# Finish for Oak chopping board



## stevebuk (11 Mar 2013)

i have been asked to make 2 oak chopping boards, what finish should i apply to make them food safe..


----------



## Phil Pascoe (11 Mar 2013)

I think the consensus is mineral oil.


----------



## marcros (11 Mar 2013)

i used a quick wipe over of either vegetable or sunflower oil. They looked great, even if i say so myself. Mineral oil is probably the finish of choice from what I have since read.

I saw "how it's made" or similar and they dipped theirs in a veg oil, so that was how I made my decision. That and I had some to hand.


----------



## stevebuk (11 Mar 2013)

marcros":2htogv63 said:


> i used a quick wipe over of either vegetable or sunflower oil.

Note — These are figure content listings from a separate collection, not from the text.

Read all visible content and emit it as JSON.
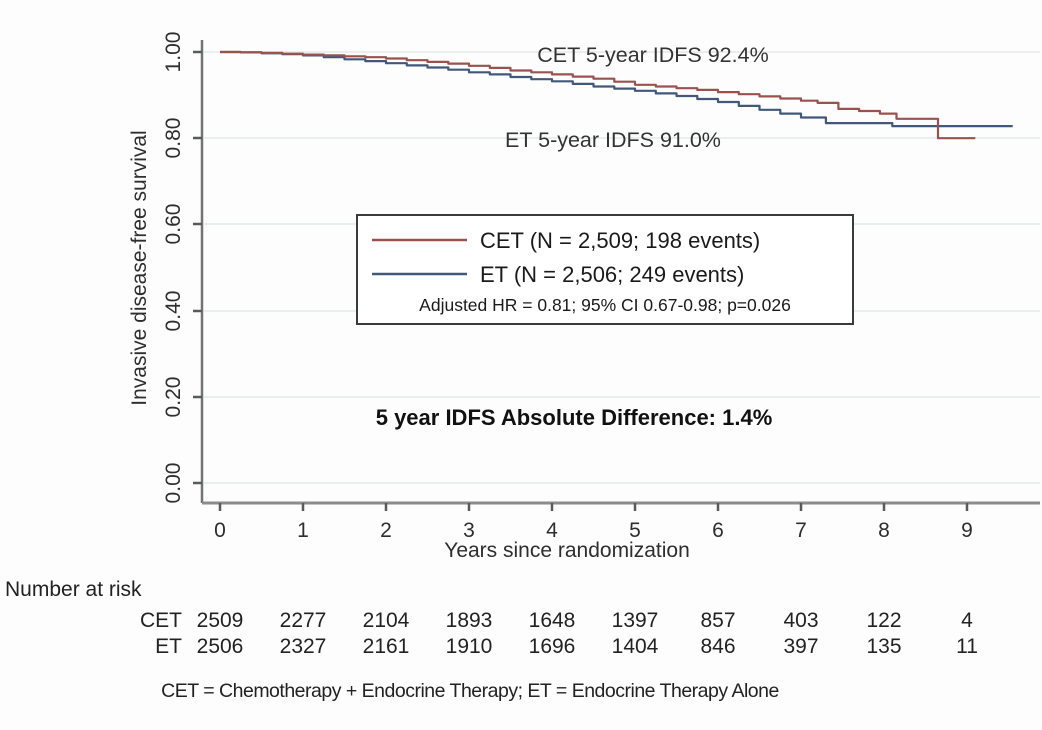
{
  "chart_data": {
    "type": "line",
    "subtype": "kaplan_meier_step",
    "title": "",
    "xlabel": "Years since randomization",
    "ylabel": "Invasive disease-free survival",
    "xlim": [
      0,
      9.85
    ],
    "ylim": [
      0.0,
      1.0
    ],
    "grid": "horizontal",
    "x_ticks": [
      "0",
      "1",
      "2",
      "3",
      "4",
      "5",
      "6",
      "7",
      "8",
      "9"
    ],
    "y_ticks": [
      "1.00",
      "0.80",
      "0.60",
      "0.40",
      "0.20",
      "0.00"
    ],
    "annotations": {
      "cet_curve_label": "CET 5-year IDFS 92.4%",
      "et_curve_label": "ET 5-year IDFS 91.0%",
      "difference_label": "5 year IDFS Absolute Difference: 1.4%"
    },
    "legend": {
      "position": "center",
      "entries": [
        {
          "label": "CET (N = 2,509; 198 events)",
          "color": "#9a524e"
        },
        {
          "label": "ET (N = 2,506; 249 events)",
          "color": "#42587a"
        }
      ],
      "stats_line": "Adjusted HR = 0.81; 95% CI 0.67-0.98; p=0.026"
    },
    "series": [
      {
        "name": "ET",
        "color": "#42587a",
        "points": [
          [
            0.0,
            1.0
          ],
          [
            0.25,
            0.999
          ],
          [
            0.5,
            0.997
          ],
          [
            0.75,
            0.995
          ],
          [
            1.0,
            0.992
          ],
          [
            1.25,
            0.988
          ],
          [
            1.5,
            0.983
          ],
          [
            1.75,
            0.979
          ],
          [
            2.0,
            0.974
          ],
          [
            2.25,
            0.969
          ],
          [
            2.5,
            0.964
          ],
          [
            2.75,
            0.959
          ],
          [
            3.0,
            0.953
          ],
          [
            3.25,
            0.948
          ],
          [
            3.5,
            0.942
          ],
          [
            3.75,
            0.937
          ],
          [
            4.0,
            0.932
          ],
          [
            4.25,
            0.926
          ],
          [
            4.5,
            0.92
          ],
          [
            4.75,
            0.915
          ],
          [
            5.0,
            0.91
          ],
          [
            5.25,
            0.904
          ],
          [
            5.5,
            0.898
          ],
          [
            5.75,
            0.891
          ],
          [
            6.0,
            0.884
          ],
          [
            6.25,
            0.875
          ],
          [
            6.5,
            0.866
          ],
          [
            6.75,
            0.857
          ],
          [
            7.0,
            0.848
          ],
          [
            7.3,
            0.835
          ],
          [
            8.1,
            0.828
          ],
          [
            9.55,
            0.828
          ]
        ]
      },
      {
        "name": "CET",
        "color": "#9a524e",
        "points": [
          [
            0.0,
            1.0
          ],
          [
            0.25,
            0.999
          ],
          [
            0.5,
            0.998
          ],
          [
            0.75,
            0.996
          ],
          [
            1.0,
            0.994
          ],
          [
            1.25,
            0.992
          ],
          [
            1.5,
            0.99
          ],
          [
            1.75,
            0.988
          ],
          [
            2.0,
            0.985
          ],
          [
            2.25,
            0.981
          ],
          [
            2.5,
            0.977
          ],
          [
            2.75,
            0.973
          ],
          [
            3.0,
            0.968
          ],
          [
            3.25,
            0.963
          ],
          [
            3.5,
            0.957
          ],
          [
            3.75,
            0.953
          ],
          [
            4.0,
            0.948
          ],
          [
            4.25,
            0.943
          ],
          [
            4.5,
            0.938
          ],
          [
            4.75,
            0.931
          ],
          [
            5.0,
            0.924
          ],
          [
            5.25,
            0.92
          ],
          [
            5.5,
            0.916
          ],
          [
            5.75,
            0.912
          ],
          [
            6.0,
            0.907
          ],
          [
            6.25,
            0.902
          ],
          [
            6.5,
            0.897
          ],
          [
            6.75,
            0.892
          ],
          [
            7.0,
            0.887
          ],
          [
            7.2,
            0.882
          ],
          [
            7.45,
            0.868
          ],
          [
            7.7,
            0.863
          ],
          [
            7.95,
            0.857
          ],
          [
            8.15,
            0.845
          ],
          [
            8.65,
            0.8
          ],
          [
            9.1,
            0.8
          ]
        ]
      }
    ],
    "risk_table": {
      "title": "Number at risk",
      "rows": [
        {
          "label": "CET",
          "values": [
            "2509",
            "2277",
            "2104",
            "1893",
            "1648",
            "1397",
            "857",
            "403",
            "122",
            "4"
          ]
        },
        {
          "label": "ET",
          "values": [
            "2506",
            "2327",
            "2161",
            "1910",
            "1696",
            "1404",
            "846",
            "397",
            "135",
            "11"
          ]
        }
      ]
    },
    "footnote": "CET = Chemotherapy + Endocrine Therapy; ET = Endocrine Therapy Alone"
  }
}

They looked great, even if i say so myself. Mineral oil is probably the finish of choice from what I have since read.
> 
> I saw "how it's made" or similar and they dipped theirs in a veg oil, so that was how I made my decision. That and I had some to hand.




i thought about doing that but thought it went 'off ' (rancid) after time..

thanks guys..


----------



## Harbo (11 Mar 2013)

Veg oil and olive oil went rancid on a couple I made some time ago.
I don't use any now but Ikea sell Mineral (Paraffin ) Oil.

Rod


----------



## Atkins joinery (11 Mar 2013)

Tung oil on my worktops. Done the chopping board too.


Sent from my GT-P5110 using Tapatalk 2


----------



## Phil Pascoe (12 Mar 2013)

Olive oil is more likely to go rancid than others, afaik.


----------



## marcros (12 Mar 2013)

yes, I have heard that olive oil can go ransid, and clogs the board. not sure what "clogs the board" actually means though.


----------



## carlb40 (12 Mar 2013)

How about something designed for use around food? 

http://www.axminster.co.uk/chestnut-che ... rod377292/


----------



## Phil Pascoe (12 Mar 2013)

carlb40":1fev4jzl said:


> How about something designed for use around food?
> 
> http://www.axminster.co.uk/chestnut-che ... rod377292/


Is it mineral oil in a nice bottle with a nice price? I wonder.


----------



## Harbo (12 Mar 2013)

I actually don't think you need to use anything if you are using them?

Mine get a quick scrub in the sink and have lasted for years - one 45!

Rod


----------



## lincs1963 (17 Mar 2013)

Walnut oil is excellent for food surfaces, leaves no stickiness behind and does not go rancid. I have been using it for years on end grain chopping boards.
cheers, Neil


----------



## Gary Morris (17 Mar 2013)

http://www.headcook.co.uk/tag/product/list/tagId/405/

Two products which are food safe, includes mineral oil

Gary


----------



## MickCheese (17 Mar 2013)

On a beech spiked carving board I use paraffin oil. 

Very cheap from Boots the chemist. 

I just reapply it about every six months. 

Mick


----------